We use the time magic for the next cell, out of interest, to time how long it takes. If you have the time and are curious, you're welcome to play around with the chunksize and monitor your system memory use and the time this cell takes, but _caveat emptor_! I suggest you save your notebook before running this cell, just in case.

In [25]:
# task: process the file one chunk at a time,
# filter that chunk for rows with a business_id in business_ids
# You can either do this within in a loop, having initialized an empty list,
# or using a more pythonic list comprehension
reviews = [review.loc[review['business_id'].apply(lambda x: x in business_ids)] for review in review_reader]
# (this took some 24 minutes on my old i7)

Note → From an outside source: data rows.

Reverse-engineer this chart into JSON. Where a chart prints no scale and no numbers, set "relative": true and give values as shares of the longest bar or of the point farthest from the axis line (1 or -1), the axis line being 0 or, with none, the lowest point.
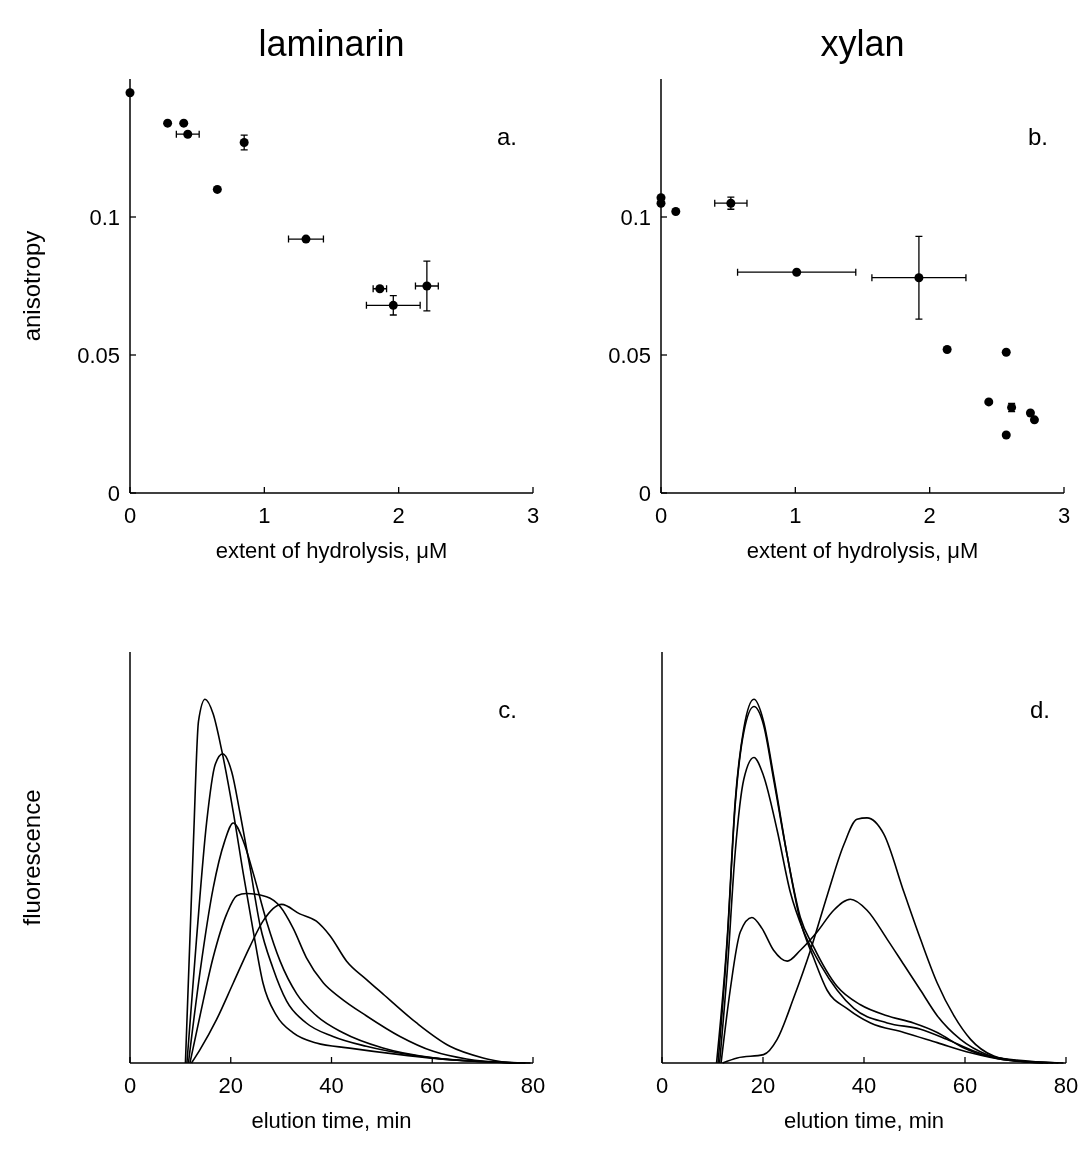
{
  "chart_data": [
    {
      "type": "scatter",
      "title": "laminarin",
      "xlabel": "extent of hydrolysis, μM",
      "ylabel": "anisotropy",
      "xlim": [
        0,
        3
      ],
      "ylim": [
        0,
        0.15
      ],
      "xticks": [
        0,
        1,
        2,
        3
      ],
      "yticks": [
        0,
        0.05,
        0.1
      ],
      "marker": "circle",
      "annotations": [
        "a."
      ],
      "series": [
        {
          "color": "#000000",
          "x": [
            0,
            0.28,
            0.4,
            0.43,
            0.65,
            0.85,
            1.31,
            1.86,
            1.96,
            2.21
          ],
          "values": [
            0.145,
            0.134,
            0.134,
            0.13,
            0.11,
            0.127,
            0.092,
            0.074,
            0.068,
            0.075
          ],
          "errors": [
            null,
            null,
            null,
            null,
            null,
            0.0027,
            null,
            null,
            0.0035,
            0.009
          ],
          "xerrors": [
            null,
            null,
            null,
            0.085,
            null,
            null,
            0.13,
            0.05,
            0.2,
            0.085
          ]
        }
      ]
    },
    {
      "type": "scatter",
      "title": "xylan",
      "xlabel": "extent of hydrolysis, μM",
      "xlim": [
        0,
        3
      ],
      "ylim": [
        0,
        0.15
      ],
      "xticks": [
        0,
        1,
        2,
        3
      ],
      "yticks": [
        0,
        0.05,
        0.1
      ],
      "marker": "circle",
      "annotations": [
        "b."
      ],
      "series": [
        {
          "color": "#000000",
          "x": [
            0,
            0,
            0.11,
            0.52,
            1.01,
            1.92,
            2.13,
            2.57,
            2.44,
            2.61,
            2.57,
            2.75,
            2.78
          ],
          "values": [
            0.107,
            0.105,
            0.102,
            0.105,
            0.08,
            0.078,
            0.052,
            0.051,
            0.033,
            0.031,
            0.021,
            0.029,
            0.0265
          ],
          "errors": [
            null,
            null,
            null,
            0.0022,
            null,
            0.015,
            null,
            null,
            null,
            0.0015,
            null,
            null,
            null
          ],
          "xerrors": [
            null,
            null,
            null,
            0.12,
            0.44,
            0.35,
            null,
            null,
            null,
            null,
            null,
            null,
            null
          ]
        }
      ]
    },
    {
      "type": "line",
      "xlabel": "elution time, min",
      "ylabel": "fluorescence",
      "xlim": [
        0,
        80
      ],
      "xticks": [
        0,
        20,
        40,
        60,
        80
      ],
      "relative": true,
      "tick_labels": "x",
      "annotations": [
        "c."
      ],
      "series": [
        {
          "color": "#000000",
          "x": [
            11.0,
            12.6,
            13.6,
            14.9,
            16.5,
            18.2,
            20.5,
            22.5,
            24.5,
            26.4,
            29.1,
            32.4,
            37,
            43.6,
            53.6,
            63.5,
            73.4,
            79.5
          ],
          "values": [
            0,
            0.61,
            0.94,
            1,
            0.96,
            0.86,
            0.69,
            0.52,
            0.36,
            0.22,
            0.13,
            0.083,
            0.055,
            0.041,
            0.023,
            0.009,
            0.002,
            0
          ]
        },
        {
          "color": "#000000",
          "x": [
            11.3,
            13.2,
            15.2,
            16.9,
            18.4,
            20.2,
            21.8,
            23.8,
            25.8,
            28.4,
            31.1,
            35,
            40.3,
            46.9,
            56.9,
            66.8,
            78.5
          ],
          "values": [
            0,
            0.34,
            0.66,
            0.82,
            0.85,
            0.8,
            0.69,
            0.54,
            0.38,
            0.26,
            0.17,
            0.11,
            0.073,
            0.046,
            0.02,
            0.006,
            0
          ]
        },
        {
          "color": "#000000",
          "x": [
            11.6,
            13.9,
            16.5,
            18.8,
            20.5,
            22.5,
            24.5,
            27.1,
            29.8,
            33.1,
            37,
            42.3,
            50.2,
            60.2,
            70.1,
            77.5
          ],
          "values": [
            0,
            0.25,
            0.48,
            0.61,
            0.66,
            0.61,
            0.52,
            0.39,
            0.28,
            0.19,
            0.13,
            0.083,
            0.041,
            0.014,
            0.004,
            0
          ]
        },
        {
          "color": "#000000",
          "x": [
            11.9,
            13.9,
            16.5,
            19.2,
            21.2,
            23.1,
            27.1,
            29.8,
            32.4,
            35,
            38.4,
            41.7,
            46.9,
            53.6,
            60.2,
            66.8,
            76.5
          ],
          "values": [
            0,
            0.13,
            0.29,
            0.41,
            0.46,
            0.466,
            0.457,
            0.43,
            0.37,
            0.29,
            0.22,
            0.18,
            0.13,
            0.073,
            0.032,
            0.011,
            0
          ]
        },
        {
          "color": "#000000",
          "x": [
            12.2,
            13.9,
            17.2,
            20.5,
            23.8,
            26.4,
            30.1,
            33.7,
            37,
            39.7,
            43,
            46.9,
            50.2,
            56.9,
            63.5,
            70.1,
            75.5
          ],
          "values": [
            0,
            0.037,
            0.12,
            0.22,
            0.32,
            0.39,
            0.436,
            0.41,
            0.39,
            0.35,
            0.28,
            0.23,
            0.19,
            0.11,
            0.046,
            0.014,
            0
          ]
        }
      ]
    },
    {
      "type": "line",
      "xlabel": "elution time, min",
      "xlim": [
        0,
        80
      ],
      "xticks": [
        0,
        20,
        40,
        60,
        80
      ],
      "relative": true,
      "tick_labels": "x",
      "annotations": [
        "d."
      ],
      "series": [
        {
          "color": "#000000",
          "x": [
            10.8,
            12.9,
            14.5,
            16.2,
            18.2,
            20.1,
            22.1,
            24.8,
            27.4,
            30,
            32.7,
            36.6,
            41.3,
            47.9,
            54.5,
            61.1,
            67.7,
            79.5
          ],
          "values": [
            0,
            0.34,
            0.72,
            0.92,
            1,
            0.94,
            0.79,
            0.57,
            0.39,
            0.29,
            0.2,
            0.15,
            0.11,
            0.084,
            0.056,
            0.028,
            0.009,
            0
          ]
        },
        {
          "color": "#000000",
          "x": [
            11.1,
            12.9,
            14.5,
            16.2,
            18.2,
            20.1,
            22.1,
            24.8,
            27.4,
            30,
            34.7,
            39.3,
            44.6,
            49.8,
            54.5,
            59.7,
            64.4,
            78.5
          ],
          "values": [
            0,
            0.33,
            0.71,
            0.91,
            0.98,
            0.93,
            0.78,
            0.57,
            0.4,
            0.32,
            0.21,
            0.16,
            0.13,
            0.11,
            0.084,
            0.042,
            0.019,
            0
          ]
        },
        {
          "color": "#000000",
          "x": [
            11.4,
            12.9,
            14.5,
            16.2,
            18.2,
            20.1,
            22.8,
            25.4,
            28.1,
            31.4,
            34.7,
            38,
            44.6,
            51.2,
            56.4,
            61.7,
            67.7,
            77.5
          ],
          "values": [
            0,
            0.25,
            0.58,
            0.78,
            0.84,
            0.79,
            0.64,
            0.47,
            0.36,
            0.27,
            0.2,
            0.15,
            0.11,
            0.093,
            0.065,
            0.033,
            0.009,
            0
          ]
        },
        {
          "color": "#000000",
          "x": [
            11.7,
            13.5,
            15.5,
            17.8,
            19.8,
            22.1,
            24.8,
            27.4,
            30.7,
            34,
            37.3,
            40.6,
            44.6,
            47.9,
            51.2,
            54.5,
            59.1,
            64.4,
            71,
            76.5
          ],
          "values": [
            0,
            0.2,
            0.36,
            0.4,
            0.37,
            0.31,
            0.28,
            0.31,
            0.36,
            0.42,
            0.45,
            0.42,
            0.34,
            0.27,
            0.2,
            0.13,
            0.065,
            0.023,
            0.005,
            0
          ]
        },
        {
          "color": "#000000",
          "x": [
            12.0,
            14.9,
            20.1,
            22.8,
            26.1,
            29.4,
            32.7,
            36,
            38.6,
            40.6,
            43.9,
            47.9,
            51.2,
            54.5,
            57.8,
            61.1,
            65.7,
            71,
            75.5
          ],
          "values": [
            0,
            0.014,
            0.023,
            0.065,
            0.18,
            0.31,
            0.46,
            0.6,
            0.67,
            0.674,
            0.63,
            0.47,
            0.34,
            0.22,
            0.13,
            0.065,
            0.019,
            0.004,
            0
          ]
        }
      ]
    }
  ]
}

All being well, you now have the desired reviews read in. But we don't yet have them in a convenient DataFrame:

In [26]:
type(reviews)

list

In [27]:
len(reviews)

67

Convert your reviews into a DataFrame now. _Hint: you may find pandas concat method useful here._

In [28]:
# task convert your reviews into a DataFrame
# one line of code here
reviews = pd.concat(reviews)

In [29]:
reviews.shape

(145508, 9)

In [30]:
reviews.head()

Unnamed: 0,business_id,cool,date,funny,review_id,stars,text,useful,user_id
5,eU_713ec6fTGNO4BegRaww,0,2013-01-20 13:25:59,0,fdiNeiN_hoCxCMy2wTRW9g,4,I'll be the first to admit that I was not exci...,0,w31MKYsNFMrjhWxxAb5wIw
19,y-Iw6dZflNix4BdwIyTNGA,0,2014-06-27 21:19:23,0,4bUyL7lzoWzDZaJETAKREg,3,Good selection of classes of beers and mains. ...,0,_N7Ndn29bpll_961oPeEfw
27,Gyrez6K8f1AyR7dzW9fvAw,1,2013-12-28 22:28:08,0,qm97yMwREr7BKkexlwLFbg,5,their pettuccine was fresh-made in the morning...,0,TTRVdTXKcq-xn6-1IWbwEw
96,Gyrez6K8f1AyR7dzW9fvAw,1,2017-01-02 03:48:03,1,l7KB334CXThAcmZPOvF1zw,2,"Normally, I give a restaurant at least 3 stars...",3,N6zhXHPIrCXommDEg0Rw3g
103,ZLuWpmvO41w2bSwufgfUlQ,3,2010-08-20 22:38:10,0,XRCS5zr29DOxlCXKKKwwAw,5,This is my first yelp. This restaurant was so...,1,2ROluW4TNFbkO3qLtihhaQ


## Save the output
Having done all this hard work filtering our review file, and documenting the process in this notebook, we need to save the output. Go ahead and save the reviews DataFrame to a csv called 'reviews_filtered.csv'.

In [31]:
# task: save the DataFrame to the specified file now.
# don't forget to use index=False
reviews.to_csv('reviews_filtered.csv',index = False)

If you inspect the file listing for the original json file and our new csv file, you should see we've gone from around 4.4 GB down to 325 MB. This is much more manageable!

# Summary
Great work! So far in our project you've seen how to break a problem down and identify relevant data, use data to gain insight and make a decision, and then leverage that knowledge to extract a desired subset of data from an otherwise unmanageable larger file. In the next notebook we'll dive into this data.